Rambler (represented by Arkady Moreynis ) announced closed testing of a fundamentally new so-called “vertical search”. Arkady's report was surprisingly constructive. The essence of the "vertical search" in the division of all search results into blocks that can be expanded, preview, collapse. Arkady gave such an example that if we type in the search for Britney Spears, we’ll get a block with her biography, discography, a selection of photos, news related to her; Well, below we get a simple issue - just in case if none of the above listed suits us. In this case clustering by types of content (sports, news, medicine, science, politics, etc.) is assumed. Frankly, it is not entirely clear how these types of partitioning can work simultaneously. The additional fact that the search is undergoing internal testing, and access to it is almost unreal, suggests that the search hardly works now even remotely as the developers would like. It is also worth noting that Google and Nigma already have something very similar, although it works implicitly, i.e. not for all requests. The question is - do we even need this?
It is no secret that LiveInternet.ru is distributing its browser toolbar in order to read statistics by analogy with the American project Alexa . So, Vladimir Dolgov (Google-Russia) supported the doubts that the idea of ​​calculating statistics through toolbars is viable in Russia. And indeed, the Russian audience uses very little toolbars relative to the American.
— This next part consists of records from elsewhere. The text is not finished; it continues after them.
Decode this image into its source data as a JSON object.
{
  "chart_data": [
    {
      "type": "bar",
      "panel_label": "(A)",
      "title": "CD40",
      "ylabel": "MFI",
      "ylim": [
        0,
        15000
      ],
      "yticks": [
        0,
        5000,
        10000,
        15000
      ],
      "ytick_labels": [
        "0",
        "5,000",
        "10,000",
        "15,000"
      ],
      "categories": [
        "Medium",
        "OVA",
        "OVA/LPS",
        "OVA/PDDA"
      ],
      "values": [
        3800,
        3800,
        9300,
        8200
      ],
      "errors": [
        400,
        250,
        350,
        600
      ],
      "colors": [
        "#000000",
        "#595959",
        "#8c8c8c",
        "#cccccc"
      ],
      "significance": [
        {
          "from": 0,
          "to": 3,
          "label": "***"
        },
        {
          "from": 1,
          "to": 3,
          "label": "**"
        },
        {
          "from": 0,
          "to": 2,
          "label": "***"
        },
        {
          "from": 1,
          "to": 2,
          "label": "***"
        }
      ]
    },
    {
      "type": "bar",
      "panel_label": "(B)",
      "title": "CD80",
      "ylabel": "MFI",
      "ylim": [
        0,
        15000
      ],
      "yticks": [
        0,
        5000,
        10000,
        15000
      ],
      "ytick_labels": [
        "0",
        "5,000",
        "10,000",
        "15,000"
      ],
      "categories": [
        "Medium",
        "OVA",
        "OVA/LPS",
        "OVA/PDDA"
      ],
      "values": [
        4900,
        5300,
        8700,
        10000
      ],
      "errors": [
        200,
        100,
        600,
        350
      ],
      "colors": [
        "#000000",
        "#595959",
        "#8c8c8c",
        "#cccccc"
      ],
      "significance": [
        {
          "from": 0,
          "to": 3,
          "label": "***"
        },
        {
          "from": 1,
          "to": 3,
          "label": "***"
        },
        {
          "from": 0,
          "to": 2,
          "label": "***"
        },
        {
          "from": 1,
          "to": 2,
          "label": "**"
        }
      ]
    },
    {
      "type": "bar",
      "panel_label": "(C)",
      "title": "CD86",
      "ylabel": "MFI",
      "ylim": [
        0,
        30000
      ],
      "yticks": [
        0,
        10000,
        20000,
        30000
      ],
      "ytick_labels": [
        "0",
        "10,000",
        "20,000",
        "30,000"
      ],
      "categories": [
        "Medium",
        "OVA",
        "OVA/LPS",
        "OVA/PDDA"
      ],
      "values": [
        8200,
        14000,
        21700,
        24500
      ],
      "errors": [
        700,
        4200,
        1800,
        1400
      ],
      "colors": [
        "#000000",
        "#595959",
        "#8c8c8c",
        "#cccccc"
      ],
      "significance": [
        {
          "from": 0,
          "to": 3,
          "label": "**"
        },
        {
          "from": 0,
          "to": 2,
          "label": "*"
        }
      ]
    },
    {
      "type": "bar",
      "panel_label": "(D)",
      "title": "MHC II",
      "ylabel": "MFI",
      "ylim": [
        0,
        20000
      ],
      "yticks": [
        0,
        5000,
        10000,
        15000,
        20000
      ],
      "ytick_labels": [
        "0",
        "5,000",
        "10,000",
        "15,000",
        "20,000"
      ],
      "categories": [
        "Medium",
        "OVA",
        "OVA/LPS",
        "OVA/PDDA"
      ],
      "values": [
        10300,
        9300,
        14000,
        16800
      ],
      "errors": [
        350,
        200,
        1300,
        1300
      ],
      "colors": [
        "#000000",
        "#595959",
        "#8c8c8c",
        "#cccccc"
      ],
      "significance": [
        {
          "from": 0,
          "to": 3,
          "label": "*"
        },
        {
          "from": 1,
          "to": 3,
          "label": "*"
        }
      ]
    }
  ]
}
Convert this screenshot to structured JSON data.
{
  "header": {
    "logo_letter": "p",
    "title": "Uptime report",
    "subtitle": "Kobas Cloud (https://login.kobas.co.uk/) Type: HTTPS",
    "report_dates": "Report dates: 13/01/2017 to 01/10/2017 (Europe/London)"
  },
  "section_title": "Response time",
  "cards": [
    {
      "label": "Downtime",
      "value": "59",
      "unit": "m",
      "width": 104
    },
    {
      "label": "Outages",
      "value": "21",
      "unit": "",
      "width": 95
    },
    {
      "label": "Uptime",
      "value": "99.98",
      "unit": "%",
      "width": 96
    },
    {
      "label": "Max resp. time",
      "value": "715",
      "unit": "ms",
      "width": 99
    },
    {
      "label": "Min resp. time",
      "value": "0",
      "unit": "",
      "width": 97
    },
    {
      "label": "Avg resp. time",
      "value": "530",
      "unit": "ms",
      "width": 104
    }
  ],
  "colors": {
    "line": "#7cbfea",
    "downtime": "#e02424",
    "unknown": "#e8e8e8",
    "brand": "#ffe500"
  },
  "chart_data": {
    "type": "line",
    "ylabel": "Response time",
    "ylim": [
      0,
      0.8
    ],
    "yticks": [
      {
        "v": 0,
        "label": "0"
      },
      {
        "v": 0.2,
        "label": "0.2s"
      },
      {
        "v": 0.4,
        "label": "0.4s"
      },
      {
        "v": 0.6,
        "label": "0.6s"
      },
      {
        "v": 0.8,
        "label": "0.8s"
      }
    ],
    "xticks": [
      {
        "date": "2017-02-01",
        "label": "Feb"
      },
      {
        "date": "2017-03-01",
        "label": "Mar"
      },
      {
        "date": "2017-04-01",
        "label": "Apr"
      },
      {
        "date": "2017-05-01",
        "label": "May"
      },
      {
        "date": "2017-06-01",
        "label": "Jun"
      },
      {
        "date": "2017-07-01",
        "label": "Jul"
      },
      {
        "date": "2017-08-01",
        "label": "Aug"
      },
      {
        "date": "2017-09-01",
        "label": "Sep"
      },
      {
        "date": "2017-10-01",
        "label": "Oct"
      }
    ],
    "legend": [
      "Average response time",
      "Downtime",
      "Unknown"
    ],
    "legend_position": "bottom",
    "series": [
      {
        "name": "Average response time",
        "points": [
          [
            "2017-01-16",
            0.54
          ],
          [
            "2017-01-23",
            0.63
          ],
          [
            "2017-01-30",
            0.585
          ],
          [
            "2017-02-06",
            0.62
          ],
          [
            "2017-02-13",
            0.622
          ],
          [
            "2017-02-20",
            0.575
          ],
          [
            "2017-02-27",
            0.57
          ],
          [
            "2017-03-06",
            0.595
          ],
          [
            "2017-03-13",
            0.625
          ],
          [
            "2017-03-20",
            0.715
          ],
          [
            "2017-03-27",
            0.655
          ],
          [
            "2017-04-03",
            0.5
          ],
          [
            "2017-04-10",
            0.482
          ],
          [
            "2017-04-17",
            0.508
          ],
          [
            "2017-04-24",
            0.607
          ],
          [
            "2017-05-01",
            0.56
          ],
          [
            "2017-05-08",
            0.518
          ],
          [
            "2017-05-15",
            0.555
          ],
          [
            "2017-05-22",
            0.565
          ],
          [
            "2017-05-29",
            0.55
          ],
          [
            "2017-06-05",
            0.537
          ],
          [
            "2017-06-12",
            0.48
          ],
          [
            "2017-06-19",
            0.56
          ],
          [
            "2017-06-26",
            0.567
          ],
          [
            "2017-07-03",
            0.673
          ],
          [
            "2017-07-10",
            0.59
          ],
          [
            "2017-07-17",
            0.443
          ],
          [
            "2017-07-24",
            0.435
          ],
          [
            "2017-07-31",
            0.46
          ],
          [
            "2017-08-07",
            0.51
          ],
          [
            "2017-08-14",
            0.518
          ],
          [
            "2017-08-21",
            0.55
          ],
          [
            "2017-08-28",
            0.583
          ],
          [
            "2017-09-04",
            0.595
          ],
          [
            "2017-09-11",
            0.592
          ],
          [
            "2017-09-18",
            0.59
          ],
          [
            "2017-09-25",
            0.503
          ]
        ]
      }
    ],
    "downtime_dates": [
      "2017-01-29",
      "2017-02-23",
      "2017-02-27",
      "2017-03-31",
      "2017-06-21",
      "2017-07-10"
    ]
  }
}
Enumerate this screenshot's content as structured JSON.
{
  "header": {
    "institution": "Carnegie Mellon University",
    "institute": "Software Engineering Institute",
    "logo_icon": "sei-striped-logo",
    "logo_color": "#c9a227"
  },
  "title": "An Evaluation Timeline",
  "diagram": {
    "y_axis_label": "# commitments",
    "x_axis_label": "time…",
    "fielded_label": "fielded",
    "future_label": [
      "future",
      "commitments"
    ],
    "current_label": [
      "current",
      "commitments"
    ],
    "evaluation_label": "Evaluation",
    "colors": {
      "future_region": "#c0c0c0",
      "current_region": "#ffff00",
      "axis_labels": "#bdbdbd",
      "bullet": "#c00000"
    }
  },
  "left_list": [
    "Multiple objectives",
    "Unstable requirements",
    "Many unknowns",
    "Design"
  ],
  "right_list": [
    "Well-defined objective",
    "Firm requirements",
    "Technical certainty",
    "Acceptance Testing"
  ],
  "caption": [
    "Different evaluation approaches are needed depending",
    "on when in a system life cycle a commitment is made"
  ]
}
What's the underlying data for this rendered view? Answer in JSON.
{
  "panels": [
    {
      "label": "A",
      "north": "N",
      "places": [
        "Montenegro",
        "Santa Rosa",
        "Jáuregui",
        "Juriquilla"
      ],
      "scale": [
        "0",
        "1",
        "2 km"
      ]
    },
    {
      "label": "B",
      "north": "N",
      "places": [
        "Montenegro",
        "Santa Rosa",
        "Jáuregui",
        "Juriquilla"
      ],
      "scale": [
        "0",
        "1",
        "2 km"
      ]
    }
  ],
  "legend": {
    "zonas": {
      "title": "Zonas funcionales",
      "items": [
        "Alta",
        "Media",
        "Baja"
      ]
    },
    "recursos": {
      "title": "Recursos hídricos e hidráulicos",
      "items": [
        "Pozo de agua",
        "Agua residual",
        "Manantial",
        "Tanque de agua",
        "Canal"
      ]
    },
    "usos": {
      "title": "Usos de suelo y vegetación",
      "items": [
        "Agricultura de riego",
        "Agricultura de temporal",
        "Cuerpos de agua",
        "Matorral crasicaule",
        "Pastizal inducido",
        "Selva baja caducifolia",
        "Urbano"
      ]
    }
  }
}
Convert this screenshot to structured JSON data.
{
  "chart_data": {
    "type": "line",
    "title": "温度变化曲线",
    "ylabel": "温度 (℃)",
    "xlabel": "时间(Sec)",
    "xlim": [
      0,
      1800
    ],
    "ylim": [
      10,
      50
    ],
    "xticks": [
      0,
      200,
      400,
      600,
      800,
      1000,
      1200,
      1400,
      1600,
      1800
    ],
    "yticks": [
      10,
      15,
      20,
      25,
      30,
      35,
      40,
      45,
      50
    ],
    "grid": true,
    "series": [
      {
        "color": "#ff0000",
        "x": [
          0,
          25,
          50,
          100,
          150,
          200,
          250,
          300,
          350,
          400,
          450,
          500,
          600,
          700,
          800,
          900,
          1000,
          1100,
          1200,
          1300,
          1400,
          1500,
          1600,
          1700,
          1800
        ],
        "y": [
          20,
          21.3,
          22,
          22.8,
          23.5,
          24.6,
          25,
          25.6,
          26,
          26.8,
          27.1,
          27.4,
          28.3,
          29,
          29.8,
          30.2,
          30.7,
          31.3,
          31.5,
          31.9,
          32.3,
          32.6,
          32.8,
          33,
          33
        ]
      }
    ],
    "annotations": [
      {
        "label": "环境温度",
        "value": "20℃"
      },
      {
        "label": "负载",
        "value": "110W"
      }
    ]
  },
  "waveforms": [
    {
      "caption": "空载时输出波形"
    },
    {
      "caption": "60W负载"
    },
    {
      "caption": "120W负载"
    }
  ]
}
It seems to me that the reason for this lies in the absence of universal and, most importantly, high-quality fully Russian-language toolbars, as well as a person’s distrust of such programs.
Viktor Lavrenko, the head of Nigma, asked Ashmanov how they were going to conquer the audience in such a dense market, answered adequately: “We are not chasing visitors. We are chasing technology. ”
Dolgov issued a couple of interesting revelations regarding Russian Google. There is such a project: Google answers (requires authorization) . This is really the first project in the history of Google, which was not launched on the American site. It was launched by us. The most interesting thing is that it was not Russian programmers who developed it, but American ones. Russian Google only agreed to test it "on cats" (that is, on us, Russians). It can be seen, Google-USA understood that the project is very dubious prospects. The second secret is this: the relevant output of a search on the Internet by Google for a while (and maybe even now) was mixing up in the top ten results from this project, Google answers. It turned out that this secret was also a surprise for Dolgov himself. Frankly, Vladimir looked extremely incompetent for his position. There was a feeling that he did not even read corporate press releases.
The Internet audience of the Vietnamese is approaching the absolute number of Runet. And in China, the percentage of users is extremely low, and in general “Chinanet” is at the stage of development of the Internet of 2001, when there was little use of search engines, more and more bookmarks and directories. One of the reasons for the slow development is the high level of control over the Internet by the Chinese government. It is worth looking at this market.
And finally, about the conference itself. It was attended by more than 1,100 people, which puts it in the first place among all Russian web-based conferences. The conference itself was very interesting and exciting. In part, it took place on the sidelines, which made it possible in an informal setting to get acquainted with an incredible amount of interesting and necessary people (by the way, respond to the habrey, whom I now know personally :)). Unambiguous respect to Igor Ashmanov.